Besonders wichtig sei, so der Minister, die Planungssicherheit für bestehende Anlagen, die auch nach Ablauf der EEG-Förderung weiter betrieben werden sollen.

In Niedersachsen gibt es derzeit rund 1.450 Biogasanlagen, die über 15 Prozent des erneuerbaren Stroms im Land erzeugen.
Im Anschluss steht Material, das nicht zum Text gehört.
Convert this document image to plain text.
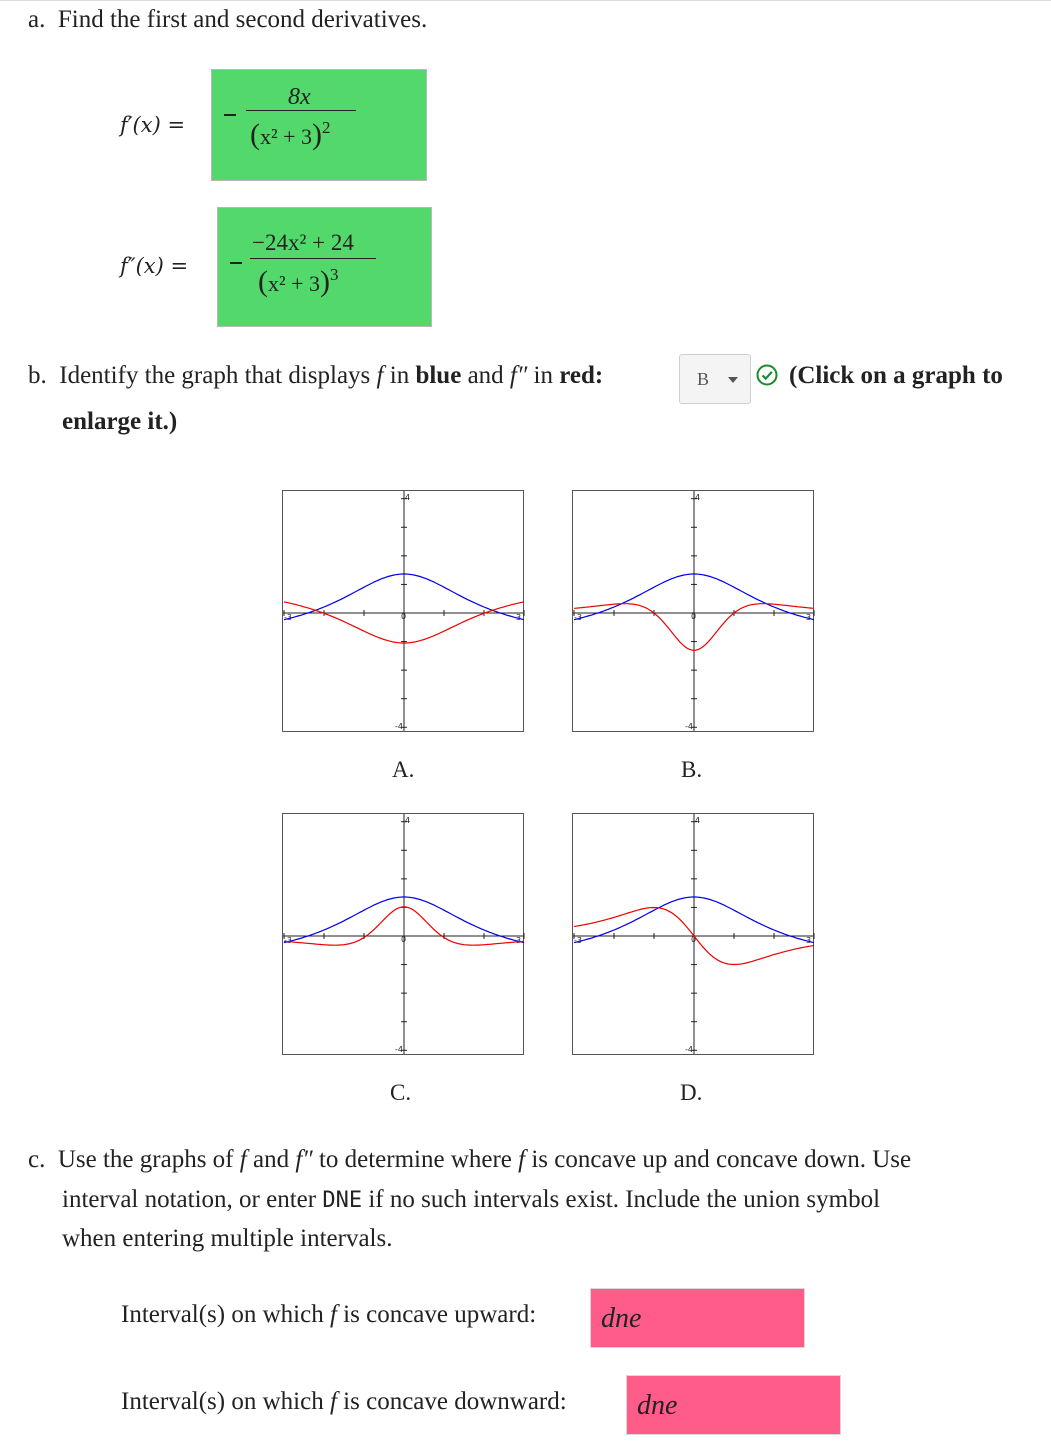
a. Find the first and second derivatives.
f′(x) =
8x
$(x^2 + 3)^2$
f″(x) =
−24x² + 24
$(x^2 + 3)^3$
b. Identify the graph that displays f in blue and f″ in red:	B	(Click on a graph to
enlarge it.)
-3	3
4
-4
0
A.
-3	3
4
-4
0
B.
-3	3
4
-4
0
C.
-3	3
4
-4
0
D.
c. Use the graphs of f and f″ to determine where f is concave up and concave down. Use
interval notation, or enter DNE if no such intervals exist. Include the union symbol
when entering multiple intervals.
Interval(s) on which f is concave upward:	dne
Interval(s) on which f is concave downward:	dne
Damit ist Niedersachsen bundesweit Spitzenreiter – ein klares Zeichen dafür, wie stark Landwirtschaft und Energiewende hier bereits zusammenwirken.

Im anschließenden Gespräch mit Landwirten im Gasthaus „Zur Mühle“ in Kirchdorf wurden viele aktuelle Themen der Agrarpolitik offen diskutiert: von der Förderung tiergerechter Stallneubauten, über die Zulassung neuer Pflanzenschutzmittel und die Düngeverordnung bis hin zu Wolfsmanagement, Finanzierung von Maßnahmen des Niedersächsischen Weges und der zunehmenden bürokratischen Belastung.

Minister Rainer zeigte sich interessiert, nahm zahlreiche Anregungen mit und machte deutlich, dass die Eindrücke und Anliegen aus der Region in die weiteren politischen Entscheidungsprozesse in Berlin einfließen werden. Für alle Beteiligten war spürbar: Alois Rainer setzt sich aus innerer Überzeugung für das Wohl der deutschen Landwirtschaft ein – mit Fachkenntnis, Leidenschaft und großem Respekt vor der Arbeit unserer Landwirtinnen und Landwirte.